No one wants to think about being in a crash, but knowing how to handle a car accident can
help prevent exponential heartache and stress in the unfortunate event of a collision.
The Insurance Information Institute outlines the best steps to take if you’ve been in a crash,
regardless of who is at fault. Knowing these guidelines can help you prevent mistakes
commonly made in the hectic moments immediately following a wreck.

1) Scan yourself and any passengers for injuries.
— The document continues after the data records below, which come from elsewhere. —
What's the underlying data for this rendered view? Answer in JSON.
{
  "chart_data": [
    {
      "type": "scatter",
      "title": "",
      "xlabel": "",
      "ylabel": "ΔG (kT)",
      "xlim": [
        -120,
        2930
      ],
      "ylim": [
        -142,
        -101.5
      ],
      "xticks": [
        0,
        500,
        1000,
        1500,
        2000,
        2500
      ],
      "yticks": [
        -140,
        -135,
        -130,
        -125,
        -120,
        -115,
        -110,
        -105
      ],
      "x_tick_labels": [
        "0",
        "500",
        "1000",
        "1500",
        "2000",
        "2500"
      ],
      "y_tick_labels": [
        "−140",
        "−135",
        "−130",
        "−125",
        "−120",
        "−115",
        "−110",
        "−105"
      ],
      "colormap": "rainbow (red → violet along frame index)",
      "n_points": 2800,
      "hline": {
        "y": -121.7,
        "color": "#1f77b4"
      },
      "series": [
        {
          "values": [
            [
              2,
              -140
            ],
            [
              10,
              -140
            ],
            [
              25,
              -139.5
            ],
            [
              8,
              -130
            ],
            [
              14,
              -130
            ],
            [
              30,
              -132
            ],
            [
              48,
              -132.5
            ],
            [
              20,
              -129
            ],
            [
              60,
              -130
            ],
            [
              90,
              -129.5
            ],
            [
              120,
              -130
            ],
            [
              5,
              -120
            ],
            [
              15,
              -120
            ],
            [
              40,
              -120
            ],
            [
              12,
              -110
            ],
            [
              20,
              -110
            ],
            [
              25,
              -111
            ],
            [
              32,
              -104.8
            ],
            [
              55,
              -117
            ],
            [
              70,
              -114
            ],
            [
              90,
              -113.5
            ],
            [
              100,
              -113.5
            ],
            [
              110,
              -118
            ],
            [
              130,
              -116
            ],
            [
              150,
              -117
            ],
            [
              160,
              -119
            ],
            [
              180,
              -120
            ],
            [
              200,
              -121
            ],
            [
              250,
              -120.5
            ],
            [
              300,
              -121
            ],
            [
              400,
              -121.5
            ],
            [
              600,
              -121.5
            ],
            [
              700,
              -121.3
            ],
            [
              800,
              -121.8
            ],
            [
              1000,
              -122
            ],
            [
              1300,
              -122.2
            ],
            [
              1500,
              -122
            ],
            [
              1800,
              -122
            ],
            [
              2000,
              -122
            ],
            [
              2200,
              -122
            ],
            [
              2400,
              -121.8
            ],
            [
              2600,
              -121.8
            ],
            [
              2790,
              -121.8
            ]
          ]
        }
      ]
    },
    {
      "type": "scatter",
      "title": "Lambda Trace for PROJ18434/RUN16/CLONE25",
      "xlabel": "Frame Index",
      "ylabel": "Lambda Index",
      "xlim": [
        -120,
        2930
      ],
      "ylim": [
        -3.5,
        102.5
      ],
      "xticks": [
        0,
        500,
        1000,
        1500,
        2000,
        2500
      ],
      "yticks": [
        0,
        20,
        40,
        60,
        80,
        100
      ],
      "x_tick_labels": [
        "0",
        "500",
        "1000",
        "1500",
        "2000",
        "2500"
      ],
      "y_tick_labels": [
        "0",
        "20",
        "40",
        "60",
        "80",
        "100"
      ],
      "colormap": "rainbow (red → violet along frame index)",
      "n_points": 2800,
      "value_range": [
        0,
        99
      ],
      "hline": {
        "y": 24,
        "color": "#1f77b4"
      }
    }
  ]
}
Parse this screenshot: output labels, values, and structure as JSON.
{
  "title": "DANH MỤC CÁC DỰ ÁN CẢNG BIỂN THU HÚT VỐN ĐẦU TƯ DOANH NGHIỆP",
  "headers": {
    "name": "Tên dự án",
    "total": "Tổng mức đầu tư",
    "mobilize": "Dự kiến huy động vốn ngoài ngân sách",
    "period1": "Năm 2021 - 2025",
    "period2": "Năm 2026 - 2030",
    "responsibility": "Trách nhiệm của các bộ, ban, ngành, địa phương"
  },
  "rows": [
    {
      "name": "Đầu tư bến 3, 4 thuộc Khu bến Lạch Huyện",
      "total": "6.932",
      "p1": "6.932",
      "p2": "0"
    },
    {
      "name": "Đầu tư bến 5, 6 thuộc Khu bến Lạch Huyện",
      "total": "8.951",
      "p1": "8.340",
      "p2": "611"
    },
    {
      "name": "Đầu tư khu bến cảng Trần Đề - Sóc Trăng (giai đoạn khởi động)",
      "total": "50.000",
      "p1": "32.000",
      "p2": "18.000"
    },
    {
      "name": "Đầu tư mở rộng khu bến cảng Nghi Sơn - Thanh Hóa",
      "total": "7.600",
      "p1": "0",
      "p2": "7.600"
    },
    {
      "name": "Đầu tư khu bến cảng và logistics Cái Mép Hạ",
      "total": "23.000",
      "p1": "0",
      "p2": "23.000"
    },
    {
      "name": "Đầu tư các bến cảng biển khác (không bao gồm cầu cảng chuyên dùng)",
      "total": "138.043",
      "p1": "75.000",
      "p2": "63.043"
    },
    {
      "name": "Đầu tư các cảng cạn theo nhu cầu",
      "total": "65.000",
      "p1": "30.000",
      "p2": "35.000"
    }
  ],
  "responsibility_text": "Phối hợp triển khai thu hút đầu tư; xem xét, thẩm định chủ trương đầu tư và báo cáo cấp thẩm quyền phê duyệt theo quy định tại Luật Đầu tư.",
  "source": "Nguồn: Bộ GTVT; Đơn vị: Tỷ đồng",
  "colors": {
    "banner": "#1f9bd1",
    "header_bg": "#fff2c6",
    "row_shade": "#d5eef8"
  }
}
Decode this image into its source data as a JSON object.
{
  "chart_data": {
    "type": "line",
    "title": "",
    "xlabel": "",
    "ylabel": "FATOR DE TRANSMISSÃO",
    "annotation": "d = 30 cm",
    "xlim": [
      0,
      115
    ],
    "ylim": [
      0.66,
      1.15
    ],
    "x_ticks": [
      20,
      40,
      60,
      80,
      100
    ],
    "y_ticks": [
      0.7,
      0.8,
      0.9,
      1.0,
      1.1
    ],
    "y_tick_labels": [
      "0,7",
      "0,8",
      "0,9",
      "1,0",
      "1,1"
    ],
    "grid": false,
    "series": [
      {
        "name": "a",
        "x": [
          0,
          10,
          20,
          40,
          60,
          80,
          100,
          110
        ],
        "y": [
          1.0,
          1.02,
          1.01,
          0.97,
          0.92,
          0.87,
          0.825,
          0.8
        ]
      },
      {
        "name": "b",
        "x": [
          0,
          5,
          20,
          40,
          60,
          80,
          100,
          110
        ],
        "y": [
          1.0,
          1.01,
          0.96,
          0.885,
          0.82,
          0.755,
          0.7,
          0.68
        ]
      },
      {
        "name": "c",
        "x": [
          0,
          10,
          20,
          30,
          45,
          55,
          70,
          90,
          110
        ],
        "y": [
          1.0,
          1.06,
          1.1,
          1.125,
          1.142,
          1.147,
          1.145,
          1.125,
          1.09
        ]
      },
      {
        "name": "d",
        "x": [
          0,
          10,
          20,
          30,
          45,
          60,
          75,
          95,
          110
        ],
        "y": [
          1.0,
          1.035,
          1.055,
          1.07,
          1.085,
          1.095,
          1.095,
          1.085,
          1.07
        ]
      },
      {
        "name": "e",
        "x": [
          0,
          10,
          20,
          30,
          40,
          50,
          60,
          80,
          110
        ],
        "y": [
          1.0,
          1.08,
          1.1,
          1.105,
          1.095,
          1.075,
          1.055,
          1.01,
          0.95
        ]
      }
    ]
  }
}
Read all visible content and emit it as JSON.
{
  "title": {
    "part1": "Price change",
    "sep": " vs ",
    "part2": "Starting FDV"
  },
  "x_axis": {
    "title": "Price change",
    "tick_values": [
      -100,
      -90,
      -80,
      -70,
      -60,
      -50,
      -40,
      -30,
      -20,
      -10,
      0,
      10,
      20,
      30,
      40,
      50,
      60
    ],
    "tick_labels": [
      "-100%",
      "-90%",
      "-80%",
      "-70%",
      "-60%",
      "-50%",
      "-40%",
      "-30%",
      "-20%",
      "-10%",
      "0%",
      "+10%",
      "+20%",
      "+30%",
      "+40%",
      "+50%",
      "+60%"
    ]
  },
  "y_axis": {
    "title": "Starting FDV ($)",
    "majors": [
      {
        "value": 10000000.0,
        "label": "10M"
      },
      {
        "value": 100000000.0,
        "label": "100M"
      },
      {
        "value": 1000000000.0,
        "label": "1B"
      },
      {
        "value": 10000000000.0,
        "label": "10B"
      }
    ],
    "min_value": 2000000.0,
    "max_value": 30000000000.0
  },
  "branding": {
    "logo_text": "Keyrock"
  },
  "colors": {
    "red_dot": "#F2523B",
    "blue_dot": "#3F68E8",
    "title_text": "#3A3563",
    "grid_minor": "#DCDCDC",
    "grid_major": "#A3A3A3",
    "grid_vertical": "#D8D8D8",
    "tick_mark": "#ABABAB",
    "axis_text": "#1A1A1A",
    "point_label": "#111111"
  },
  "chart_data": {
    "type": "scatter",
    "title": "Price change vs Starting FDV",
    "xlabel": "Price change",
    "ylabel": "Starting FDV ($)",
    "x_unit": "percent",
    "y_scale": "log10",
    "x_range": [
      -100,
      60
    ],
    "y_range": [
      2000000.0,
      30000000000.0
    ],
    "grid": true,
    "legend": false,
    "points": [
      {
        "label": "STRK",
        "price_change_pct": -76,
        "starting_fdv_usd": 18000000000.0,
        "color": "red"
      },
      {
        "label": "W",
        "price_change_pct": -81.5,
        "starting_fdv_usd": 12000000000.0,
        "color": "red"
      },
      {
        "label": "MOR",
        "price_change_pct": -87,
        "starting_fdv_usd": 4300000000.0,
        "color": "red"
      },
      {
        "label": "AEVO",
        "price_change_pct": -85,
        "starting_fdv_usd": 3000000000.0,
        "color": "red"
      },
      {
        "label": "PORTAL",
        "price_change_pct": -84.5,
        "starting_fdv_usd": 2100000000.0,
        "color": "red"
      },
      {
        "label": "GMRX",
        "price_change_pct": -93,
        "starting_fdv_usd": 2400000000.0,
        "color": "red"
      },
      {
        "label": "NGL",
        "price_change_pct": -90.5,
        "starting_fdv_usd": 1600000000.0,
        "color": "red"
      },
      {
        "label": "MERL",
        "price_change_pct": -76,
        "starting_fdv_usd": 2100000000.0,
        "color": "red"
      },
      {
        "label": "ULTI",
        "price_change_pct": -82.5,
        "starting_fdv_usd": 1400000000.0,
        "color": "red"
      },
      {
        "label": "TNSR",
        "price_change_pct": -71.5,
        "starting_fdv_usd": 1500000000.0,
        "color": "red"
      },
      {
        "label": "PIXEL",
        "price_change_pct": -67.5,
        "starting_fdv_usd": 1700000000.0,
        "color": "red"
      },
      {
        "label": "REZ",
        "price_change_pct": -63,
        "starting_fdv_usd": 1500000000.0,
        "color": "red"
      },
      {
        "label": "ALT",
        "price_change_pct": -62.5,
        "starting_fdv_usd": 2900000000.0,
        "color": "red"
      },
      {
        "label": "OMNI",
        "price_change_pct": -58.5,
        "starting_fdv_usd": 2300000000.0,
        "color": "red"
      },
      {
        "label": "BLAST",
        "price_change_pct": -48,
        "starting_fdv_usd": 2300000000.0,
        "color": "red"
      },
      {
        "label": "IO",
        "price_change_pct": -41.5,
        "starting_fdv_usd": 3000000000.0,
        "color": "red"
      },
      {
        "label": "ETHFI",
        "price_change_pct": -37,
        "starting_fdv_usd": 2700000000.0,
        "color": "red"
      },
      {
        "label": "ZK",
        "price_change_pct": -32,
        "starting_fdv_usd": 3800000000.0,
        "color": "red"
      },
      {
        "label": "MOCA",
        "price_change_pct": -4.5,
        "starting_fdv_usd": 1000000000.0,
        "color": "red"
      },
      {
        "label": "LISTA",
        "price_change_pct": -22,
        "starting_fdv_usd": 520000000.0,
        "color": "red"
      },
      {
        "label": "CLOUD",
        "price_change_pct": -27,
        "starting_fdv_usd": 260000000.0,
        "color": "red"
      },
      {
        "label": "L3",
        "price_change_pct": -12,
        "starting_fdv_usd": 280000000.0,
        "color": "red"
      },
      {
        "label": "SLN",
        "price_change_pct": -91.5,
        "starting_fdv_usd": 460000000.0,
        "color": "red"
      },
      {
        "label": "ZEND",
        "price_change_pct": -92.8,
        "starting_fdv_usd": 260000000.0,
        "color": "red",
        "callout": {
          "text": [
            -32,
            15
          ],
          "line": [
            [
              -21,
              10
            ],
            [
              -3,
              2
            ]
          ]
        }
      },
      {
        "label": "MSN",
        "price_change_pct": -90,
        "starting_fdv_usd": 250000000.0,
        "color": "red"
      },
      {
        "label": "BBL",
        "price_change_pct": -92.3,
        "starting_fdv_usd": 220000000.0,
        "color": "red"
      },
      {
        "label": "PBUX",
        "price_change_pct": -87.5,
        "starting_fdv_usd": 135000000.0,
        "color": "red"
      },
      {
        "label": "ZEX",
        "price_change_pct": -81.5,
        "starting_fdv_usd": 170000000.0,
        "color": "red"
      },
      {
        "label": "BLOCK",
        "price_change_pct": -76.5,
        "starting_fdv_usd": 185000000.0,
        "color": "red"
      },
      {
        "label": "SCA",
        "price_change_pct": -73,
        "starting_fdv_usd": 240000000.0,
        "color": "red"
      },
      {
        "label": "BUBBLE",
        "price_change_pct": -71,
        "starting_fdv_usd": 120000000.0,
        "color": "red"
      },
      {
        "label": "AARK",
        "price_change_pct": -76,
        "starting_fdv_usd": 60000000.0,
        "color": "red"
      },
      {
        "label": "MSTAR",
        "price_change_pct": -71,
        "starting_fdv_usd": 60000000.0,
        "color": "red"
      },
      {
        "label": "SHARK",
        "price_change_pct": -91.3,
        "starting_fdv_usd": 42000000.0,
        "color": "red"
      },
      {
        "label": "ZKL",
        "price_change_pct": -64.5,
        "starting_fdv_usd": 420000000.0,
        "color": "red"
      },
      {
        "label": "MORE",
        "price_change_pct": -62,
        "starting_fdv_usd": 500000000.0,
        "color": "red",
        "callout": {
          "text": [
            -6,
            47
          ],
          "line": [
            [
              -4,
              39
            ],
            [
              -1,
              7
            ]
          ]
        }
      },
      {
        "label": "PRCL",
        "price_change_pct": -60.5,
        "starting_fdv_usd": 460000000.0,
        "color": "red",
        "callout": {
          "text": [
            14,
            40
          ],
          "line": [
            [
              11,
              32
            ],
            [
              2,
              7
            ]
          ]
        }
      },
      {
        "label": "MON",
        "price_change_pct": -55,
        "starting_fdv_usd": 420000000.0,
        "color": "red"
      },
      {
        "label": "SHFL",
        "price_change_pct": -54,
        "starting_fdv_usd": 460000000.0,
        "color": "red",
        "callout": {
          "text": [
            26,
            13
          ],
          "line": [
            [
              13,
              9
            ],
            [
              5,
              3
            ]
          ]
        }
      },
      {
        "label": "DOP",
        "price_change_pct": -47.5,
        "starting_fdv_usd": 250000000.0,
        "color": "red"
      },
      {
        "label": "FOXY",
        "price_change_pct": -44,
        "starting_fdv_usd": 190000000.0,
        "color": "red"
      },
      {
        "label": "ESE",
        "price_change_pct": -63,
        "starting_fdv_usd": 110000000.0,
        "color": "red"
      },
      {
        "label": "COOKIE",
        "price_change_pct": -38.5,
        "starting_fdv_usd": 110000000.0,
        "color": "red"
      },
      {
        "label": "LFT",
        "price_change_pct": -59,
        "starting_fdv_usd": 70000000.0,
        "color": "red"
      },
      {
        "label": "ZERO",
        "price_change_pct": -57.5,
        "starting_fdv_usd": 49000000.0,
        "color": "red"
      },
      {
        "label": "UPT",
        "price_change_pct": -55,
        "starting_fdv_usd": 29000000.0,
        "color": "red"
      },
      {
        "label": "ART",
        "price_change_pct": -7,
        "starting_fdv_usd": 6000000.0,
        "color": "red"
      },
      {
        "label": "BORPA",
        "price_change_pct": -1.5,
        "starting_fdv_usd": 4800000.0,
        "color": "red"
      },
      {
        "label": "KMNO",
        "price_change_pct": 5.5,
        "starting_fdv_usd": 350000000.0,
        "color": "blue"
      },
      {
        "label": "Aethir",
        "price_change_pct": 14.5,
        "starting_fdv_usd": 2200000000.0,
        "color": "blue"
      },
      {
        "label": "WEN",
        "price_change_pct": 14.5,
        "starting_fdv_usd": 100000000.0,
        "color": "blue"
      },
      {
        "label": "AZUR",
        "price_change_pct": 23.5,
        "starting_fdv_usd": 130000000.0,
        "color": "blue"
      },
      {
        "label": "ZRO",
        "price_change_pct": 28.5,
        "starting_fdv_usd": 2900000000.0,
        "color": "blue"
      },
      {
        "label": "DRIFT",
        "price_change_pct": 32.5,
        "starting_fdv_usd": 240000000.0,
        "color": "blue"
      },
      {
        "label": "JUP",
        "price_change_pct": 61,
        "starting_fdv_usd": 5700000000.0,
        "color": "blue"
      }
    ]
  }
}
If there are injuries, report them immediately to 911. Injured drivers should avoid movement if
they can, and remain in place while emergency personnel are dispatched. Likewise, if you have
a passenger who is injured, do not attempt to move them. Stay put and wait for help. Should
you be unable to call 911 yourself, attempt to enlist the help of a witness or bystander.

2) Move to safety

Whenever possible, move your vehicle to the side of the road. This will help you avoid any
additional hazards brought about by blocking lanes or interfering with traffic. If your automobile
is inoperable, turn your hazard lights on and get yourself to a safe place until help arrives.

3) Notify the authorities

The severity of the crash is not something you should immediately attempt to determine. What
appears at first glance to be a minor fender-bender can result in injury and damages that may
not be immediately noticeable. Contacting local police after a crash is standard procedure and
is often required by law. It also helps encourage everyone involved to take the proper, legal
routes in terms of handling the accident. When police arrive, they will document the scene and
guide you through an accident report. You will need this report to file a claim with your insurer.

4) Document the accident

Make every effort to properly document the crash. This will include obtaining officer names and
badge numbers, collecting a copy of your accident report, speaking with any witnesses, and
noting the names of everyone involved, including passengers in the other vehicle. The most
important aspect of your documentation is the exchange of information with the other driver.
You’ll need to collect the following: their full name and contact information, their driver’s
insurance number and policy number, their driver’s license and license plate number, the make
and model of their vehicle, and the location of the collision. Another critical piece of
documentation will be your collision photos. Get pictures of the other car’s license plate and
any damage to either vehicle. These photos can be shared with your insurer when you make
your claim.

5) Begin the claims process

Contact your insurance agent at the scene or shortly after you get home. Your agent will guide
you through the process and collect the details necessary to process your claim.
The moments immediately after an automobile accident can be chaotic, confusing and
frustrating. Keeping the above steps in mind will help ensure that you’re as prepared as
possible should you have the misfortune of experiencing a crash.